2008 Leoville Las Cases 95-97+/100 $145.00
#1748. Readers should not be surprised that the 2008 Leoville Las Cases is a great classic as the selection process here is as Draconian as at any of the first-growths. Slightly more than one-third of the production made it into the grand vin, a blend of 78% Cabernet Sauvignon, 12% Cabernet Franc, and 10% Merlot. Yields were just under 38 hectoliters per hectare, and the natural alcohol of 13.4% is among the highest ever measured at this estate. The harvest was very late, between October 6-18, and the result is a wine boasting extraordinarily sweet tannin as well as abundant black cherry and cassis notes intermixed with a prominent underlying minerality. Despite the massive density, concentration, and length, the wine is extremely precise, nuanced, and impeccably pure. This phenomenal effort should be more drinkable in its youth than many other vintages of Las Cases because of the ripe tannins and sweet fruit density. It will need 5-10 years of cellaring, and should last for 40+ years.

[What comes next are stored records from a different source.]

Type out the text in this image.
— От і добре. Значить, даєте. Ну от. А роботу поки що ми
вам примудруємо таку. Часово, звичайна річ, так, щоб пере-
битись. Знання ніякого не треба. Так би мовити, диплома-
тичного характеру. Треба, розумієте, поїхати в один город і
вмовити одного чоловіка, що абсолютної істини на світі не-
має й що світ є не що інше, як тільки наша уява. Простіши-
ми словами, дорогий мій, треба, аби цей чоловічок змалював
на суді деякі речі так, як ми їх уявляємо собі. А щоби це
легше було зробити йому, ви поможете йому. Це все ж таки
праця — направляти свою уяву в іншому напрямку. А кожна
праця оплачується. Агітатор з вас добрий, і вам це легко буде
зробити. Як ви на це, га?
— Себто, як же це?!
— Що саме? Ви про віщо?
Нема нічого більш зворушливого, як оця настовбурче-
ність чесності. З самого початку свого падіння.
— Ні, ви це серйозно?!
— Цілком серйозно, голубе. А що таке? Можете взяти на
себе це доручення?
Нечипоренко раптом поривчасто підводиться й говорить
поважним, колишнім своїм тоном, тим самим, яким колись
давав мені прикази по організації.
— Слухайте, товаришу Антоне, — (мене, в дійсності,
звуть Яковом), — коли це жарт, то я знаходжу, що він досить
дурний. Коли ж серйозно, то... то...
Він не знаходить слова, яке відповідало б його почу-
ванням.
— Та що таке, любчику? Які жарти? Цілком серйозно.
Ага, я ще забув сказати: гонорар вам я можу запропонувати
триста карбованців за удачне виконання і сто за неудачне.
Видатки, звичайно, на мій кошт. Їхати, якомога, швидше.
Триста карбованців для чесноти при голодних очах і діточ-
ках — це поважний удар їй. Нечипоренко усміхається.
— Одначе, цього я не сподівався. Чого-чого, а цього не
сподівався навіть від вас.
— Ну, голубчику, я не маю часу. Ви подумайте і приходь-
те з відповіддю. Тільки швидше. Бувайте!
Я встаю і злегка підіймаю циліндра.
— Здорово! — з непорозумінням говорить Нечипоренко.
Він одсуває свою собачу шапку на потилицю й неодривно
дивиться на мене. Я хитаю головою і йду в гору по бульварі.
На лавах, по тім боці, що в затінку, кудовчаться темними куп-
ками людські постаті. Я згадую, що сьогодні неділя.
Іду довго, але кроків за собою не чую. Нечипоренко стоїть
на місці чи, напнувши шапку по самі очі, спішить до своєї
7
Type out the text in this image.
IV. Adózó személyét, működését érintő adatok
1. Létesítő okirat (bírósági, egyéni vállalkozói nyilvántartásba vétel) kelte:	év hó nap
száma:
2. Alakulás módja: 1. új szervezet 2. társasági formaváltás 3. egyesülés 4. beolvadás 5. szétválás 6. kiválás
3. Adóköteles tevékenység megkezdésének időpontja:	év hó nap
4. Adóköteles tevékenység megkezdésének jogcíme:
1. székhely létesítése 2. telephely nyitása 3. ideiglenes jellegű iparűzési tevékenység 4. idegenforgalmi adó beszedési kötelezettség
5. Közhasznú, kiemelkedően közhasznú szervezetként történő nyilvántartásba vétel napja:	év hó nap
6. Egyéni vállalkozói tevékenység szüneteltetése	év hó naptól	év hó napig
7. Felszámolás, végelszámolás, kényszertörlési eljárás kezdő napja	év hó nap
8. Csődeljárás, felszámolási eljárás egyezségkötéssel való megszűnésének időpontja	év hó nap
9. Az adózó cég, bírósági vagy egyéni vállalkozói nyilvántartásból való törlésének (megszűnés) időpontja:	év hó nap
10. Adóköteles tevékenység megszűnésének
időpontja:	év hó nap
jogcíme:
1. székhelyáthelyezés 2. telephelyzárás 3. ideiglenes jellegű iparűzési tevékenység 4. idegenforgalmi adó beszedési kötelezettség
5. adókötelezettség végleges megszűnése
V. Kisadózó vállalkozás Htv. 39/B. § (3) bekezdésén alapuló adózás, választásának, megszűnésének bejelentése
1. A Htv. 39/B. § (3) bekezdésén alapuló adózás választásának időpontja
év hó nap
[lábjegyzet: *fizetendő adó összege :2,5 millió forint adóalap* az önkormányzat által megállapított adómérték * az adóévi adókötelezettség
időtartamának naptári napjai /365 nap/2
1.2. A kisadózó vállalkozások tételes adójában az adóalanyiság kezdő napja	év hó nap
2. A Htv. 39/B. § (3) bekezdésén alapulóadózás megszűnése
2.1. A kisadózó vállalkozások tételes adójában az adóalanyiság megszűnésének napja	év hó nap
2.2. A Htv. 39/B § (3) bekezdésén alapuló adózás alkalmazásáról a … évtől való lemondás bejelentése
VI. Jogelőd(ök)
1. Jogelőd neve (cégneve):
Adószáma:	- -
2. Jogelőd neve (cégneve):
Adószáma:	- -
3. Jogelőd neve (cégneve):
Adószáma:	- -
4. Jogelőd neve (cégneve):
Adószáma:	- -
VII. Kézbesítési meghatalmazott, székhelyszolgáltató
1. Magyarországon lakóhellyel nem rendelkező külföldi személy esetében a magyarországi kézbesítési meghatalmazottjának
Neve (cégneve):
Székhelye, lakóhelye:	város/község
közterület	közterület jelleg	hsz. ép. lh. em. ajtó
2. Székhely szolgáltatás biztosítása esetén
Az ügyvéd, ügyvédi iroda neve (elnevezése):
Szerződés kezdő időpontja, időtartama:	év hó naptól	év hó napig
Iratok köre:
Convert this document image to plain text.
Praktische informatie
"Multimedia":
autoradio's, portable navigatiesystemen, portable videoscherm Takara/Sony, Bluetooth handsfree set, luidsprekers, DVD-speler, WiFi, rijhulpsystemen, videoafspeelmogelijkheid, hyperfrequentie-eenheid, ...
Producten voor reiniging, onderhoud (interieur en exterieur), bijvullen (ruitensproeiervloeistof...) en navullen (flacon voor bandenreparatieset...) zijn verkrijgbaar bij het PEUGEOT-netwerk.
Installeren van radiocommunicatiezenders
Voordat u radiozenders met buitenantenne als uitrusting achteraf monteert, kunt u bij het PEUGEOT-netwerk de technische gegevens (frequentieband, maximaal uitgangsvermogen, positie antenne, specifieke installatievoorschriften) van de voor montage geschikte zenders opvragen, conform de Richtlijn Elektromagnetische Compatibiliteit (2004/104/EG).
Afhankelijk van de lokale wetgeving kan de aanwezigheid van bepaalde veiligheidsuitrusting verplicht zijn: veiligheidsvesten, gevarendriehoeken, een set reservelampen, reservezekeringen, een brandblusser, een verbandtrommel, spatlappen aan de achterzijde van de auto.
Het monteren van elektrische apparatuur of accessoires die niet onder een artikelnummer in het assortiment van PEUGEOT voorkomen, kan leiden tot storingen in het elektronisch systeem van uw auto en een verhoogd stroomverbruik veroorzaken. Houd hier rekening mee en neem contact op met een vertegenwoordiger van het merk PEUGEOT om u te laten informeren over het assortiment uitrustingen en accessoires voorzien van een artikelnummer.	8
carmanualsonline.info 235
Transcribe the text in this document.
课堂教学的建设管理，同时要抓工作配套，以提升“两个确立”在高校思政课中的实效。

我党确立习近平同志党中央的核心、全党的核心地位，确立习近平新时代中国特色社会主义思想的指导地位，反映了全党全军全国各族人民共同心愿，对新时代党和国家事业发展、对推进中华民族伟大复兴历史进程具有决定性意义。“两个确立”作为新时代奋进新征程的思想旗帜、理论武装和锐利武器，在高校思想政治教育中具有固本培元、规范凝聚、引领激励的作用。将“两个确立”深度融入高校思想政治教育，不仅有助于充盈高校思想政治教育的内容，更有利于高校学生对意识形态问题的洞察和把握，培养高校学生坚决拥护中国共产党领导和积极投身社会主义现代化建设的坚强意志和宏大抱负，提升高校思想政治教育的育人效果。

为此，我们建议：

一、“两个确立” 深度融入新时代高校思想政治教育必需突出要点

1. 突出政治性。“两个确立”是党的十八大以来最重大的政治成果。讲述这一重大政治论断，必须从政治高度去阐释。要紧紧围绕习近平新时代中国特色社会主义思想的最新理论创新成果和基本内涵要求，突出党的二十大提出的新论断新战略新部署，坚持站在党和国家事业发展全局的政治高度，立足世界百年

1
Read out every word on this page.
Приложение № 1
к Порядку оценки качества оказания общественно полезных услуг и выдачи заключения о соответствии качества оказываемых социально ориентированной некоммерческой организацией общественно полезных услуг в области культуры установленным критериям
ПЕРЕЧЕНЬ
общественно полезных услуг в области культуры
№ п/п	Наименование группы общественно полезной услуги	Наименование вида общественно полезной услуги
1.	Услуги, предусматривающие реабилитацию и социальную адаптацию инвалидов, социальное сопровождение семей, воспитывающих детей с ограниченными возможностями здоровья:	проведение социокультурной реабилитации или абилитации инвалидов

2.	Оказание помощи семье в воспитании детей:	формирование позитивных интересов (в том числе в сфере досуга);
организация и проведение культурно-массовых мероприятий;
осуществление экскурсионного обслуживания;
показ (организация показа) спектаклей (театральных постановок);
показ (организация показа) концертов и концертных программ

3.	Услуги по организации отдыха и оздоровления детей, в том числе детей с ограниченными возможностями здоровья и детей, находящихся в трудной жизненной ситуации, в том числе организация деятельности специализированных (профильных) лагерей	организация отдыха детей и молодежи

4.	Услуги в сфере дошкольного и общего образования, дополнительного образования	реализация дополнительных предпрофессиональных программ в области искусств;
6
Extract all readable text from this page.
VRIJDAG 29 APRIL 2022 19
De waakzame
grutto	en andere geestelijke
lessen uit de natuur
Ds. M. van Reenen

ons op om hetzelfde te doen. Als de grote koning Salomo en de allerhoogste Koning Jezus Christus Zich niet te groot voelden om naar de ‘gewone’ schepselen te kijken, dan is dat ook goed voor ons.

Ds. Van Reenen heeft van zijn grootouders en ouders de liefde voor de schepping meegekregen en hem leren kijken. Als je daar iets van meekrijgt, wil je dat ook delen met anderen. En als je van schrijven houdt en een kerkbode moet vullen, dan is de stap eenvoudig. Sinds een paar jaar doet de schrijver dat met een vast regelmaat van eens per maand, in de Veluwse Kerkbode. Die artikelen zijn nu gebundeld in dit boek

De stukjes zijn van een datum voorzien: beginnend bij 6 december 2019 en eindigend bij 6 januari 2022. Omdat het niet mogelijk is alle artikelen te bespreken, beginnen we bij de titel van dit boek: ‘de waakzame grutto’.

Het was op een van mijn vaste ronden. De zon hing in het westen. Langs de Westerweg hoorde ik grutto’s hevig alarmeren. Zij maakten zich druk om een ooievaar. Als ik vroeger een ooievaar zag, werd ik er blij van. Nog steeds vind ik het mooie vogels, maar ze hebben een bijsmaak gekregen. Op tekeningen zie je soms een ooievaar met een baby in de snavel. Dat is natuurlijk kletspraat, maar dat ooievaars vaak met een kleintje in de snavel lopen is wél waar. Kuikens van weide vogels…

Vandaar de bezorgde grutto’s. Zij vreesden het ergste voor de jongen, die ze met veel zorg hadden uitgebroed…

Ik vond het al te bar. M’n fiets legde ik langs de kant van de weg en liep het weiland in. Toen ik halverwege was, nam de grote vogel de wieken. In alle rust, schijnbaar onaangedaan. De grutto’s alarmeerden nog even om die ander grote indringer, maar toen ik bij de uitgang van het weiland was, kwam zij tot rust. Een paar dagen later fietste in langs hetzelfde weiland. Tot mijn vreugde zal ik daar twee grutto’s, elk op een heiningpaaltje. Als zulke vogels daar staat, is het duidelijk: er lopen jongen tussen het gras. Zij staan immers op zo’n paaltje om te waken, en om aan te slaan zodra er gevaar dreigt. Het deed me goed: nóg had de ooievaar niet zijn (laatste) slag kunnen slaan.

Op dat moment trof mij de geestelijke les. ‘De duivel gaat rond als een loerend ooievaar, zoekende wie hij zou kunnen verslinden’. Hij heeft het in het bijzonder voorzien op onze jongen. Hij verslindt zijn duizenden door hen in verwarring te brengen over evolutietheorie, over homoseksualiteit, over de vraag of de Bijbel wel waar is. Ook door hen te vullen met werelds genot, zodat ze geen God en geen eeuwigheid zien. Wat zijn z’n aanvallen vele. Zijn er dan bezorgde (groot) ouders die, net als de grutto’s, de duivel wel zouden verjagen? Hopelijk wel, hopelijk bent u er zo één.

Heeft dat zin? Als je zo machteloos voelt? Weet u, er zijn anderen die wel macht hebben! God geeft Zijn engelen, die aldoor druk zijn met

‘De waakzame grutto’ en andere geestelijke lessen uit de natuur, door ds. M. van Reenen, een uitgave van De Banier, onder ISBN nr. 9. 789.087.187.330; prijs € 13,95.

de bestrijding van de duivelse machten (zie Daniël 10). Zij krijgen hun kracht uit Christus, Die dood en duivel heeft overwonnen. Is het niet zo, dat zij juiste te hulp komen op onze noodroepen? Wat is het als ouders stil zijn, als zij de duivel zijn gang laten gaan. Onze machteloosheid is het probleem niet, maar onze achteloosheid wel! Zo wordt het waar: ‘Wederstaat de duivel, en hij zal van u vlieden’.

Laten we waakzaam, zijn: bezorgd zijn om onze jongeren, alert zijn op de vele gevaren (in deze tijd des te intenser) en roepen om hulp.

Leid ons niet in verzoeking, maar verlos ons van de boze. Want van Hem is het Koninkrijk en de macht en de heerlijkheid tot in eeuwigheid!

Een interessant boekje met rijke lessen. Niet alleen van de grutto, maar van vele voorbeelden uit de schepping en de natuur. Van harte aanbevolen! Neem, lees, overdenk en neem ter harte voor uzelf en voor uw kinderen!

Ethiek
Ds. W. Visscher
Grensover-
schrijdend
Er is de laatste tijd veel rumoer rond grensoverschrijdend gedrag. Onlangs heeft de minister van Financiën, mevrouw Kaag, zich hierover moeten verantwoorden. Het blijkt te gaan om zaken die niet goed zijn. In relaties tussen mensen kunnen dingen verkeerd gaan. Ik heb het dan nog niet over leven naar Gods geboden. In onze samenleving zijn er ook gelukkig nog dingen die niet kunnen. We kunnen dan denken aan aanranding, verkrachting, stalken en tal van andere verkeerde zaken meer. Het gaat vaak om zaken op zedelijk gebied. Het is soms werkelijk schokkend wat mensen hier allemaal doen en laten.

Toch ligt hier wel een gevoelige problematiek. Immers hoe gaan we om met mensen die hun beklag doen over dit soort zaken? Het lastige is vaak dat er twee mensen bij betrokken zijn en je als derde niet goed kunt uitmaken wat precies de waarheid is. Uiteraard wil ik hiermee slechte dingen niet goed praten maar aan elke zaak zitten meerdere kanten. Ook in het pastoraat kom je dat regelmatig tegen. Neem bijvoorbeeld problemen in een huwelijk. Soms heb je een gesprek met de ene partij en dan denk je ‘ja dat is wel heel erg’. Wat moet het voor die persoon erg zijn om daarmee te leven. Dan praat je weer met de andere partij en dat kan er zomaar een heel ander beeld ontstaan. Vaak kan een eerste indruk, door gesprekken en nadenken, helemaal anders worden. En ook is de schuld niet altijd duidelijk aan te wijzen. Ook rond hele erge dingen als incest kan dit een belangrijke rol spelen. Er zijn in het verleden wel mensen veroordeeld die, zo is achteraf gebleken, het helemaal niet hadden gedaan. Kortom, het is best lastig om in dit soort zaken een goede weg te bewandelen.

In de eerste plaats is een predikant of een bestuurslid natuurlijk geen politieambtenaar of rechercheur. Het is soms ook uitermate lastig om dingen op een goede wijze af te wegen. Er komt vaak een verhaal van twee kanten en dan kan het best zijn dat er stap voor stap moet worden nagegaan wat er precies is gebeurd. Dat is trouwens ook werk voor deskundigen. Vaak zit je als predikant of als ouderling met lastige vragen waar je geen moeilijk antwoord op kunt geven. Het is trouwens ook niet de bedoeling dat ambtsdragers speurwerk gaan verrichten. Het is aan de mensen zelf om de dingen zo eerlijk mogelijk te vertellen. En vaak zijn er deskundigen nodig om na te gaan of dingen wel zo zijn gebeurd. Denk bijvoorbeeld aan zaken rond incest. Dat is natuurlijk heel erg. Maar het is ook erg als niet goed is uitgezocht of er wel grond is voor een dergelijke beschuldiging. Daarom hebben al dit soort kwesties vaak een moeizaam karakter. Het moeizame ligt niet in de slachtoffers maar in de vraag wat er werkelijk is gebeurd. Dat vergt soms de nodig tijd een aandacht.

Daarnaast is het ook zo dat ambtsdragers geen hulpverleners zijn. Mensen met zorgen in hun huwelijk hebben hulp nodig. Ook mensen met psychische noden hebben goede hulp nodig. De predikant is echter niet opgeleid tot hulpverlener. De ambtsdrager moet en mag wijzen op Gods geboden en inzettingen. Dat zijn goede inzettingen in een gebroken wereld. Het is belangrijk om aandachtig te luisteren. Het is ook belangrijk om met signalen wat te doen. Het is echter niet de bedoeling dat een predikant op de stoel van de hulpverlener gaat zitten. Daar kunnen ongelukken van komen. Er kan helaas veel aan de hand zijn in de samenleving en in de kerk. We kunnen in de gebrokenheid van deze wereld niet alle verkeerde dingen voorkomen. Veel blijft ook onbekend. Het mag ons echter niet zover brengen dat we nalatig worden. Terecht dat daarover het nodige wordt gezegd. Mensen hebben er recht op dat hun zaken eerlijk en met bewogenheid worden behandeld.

2008 Les Gravieres 91-93/100 $24.00
#1762. One of the finest efforts yet produced by this estate, the 2008 Les Gravieres was cropped at a low 27 hectoliters per hectare. It possesses an opaque ruby/purple hue in addition to a sweet bouquet of forest floor, spring flowers, black raspberries, and black currants, full body, the vintage’s tell-tale density, sweet tannin, and surprisingly crisp acids. This luscious St.-Emilion came in at 13% natural alcohol. It should drink well young and evolve for 12-15 years.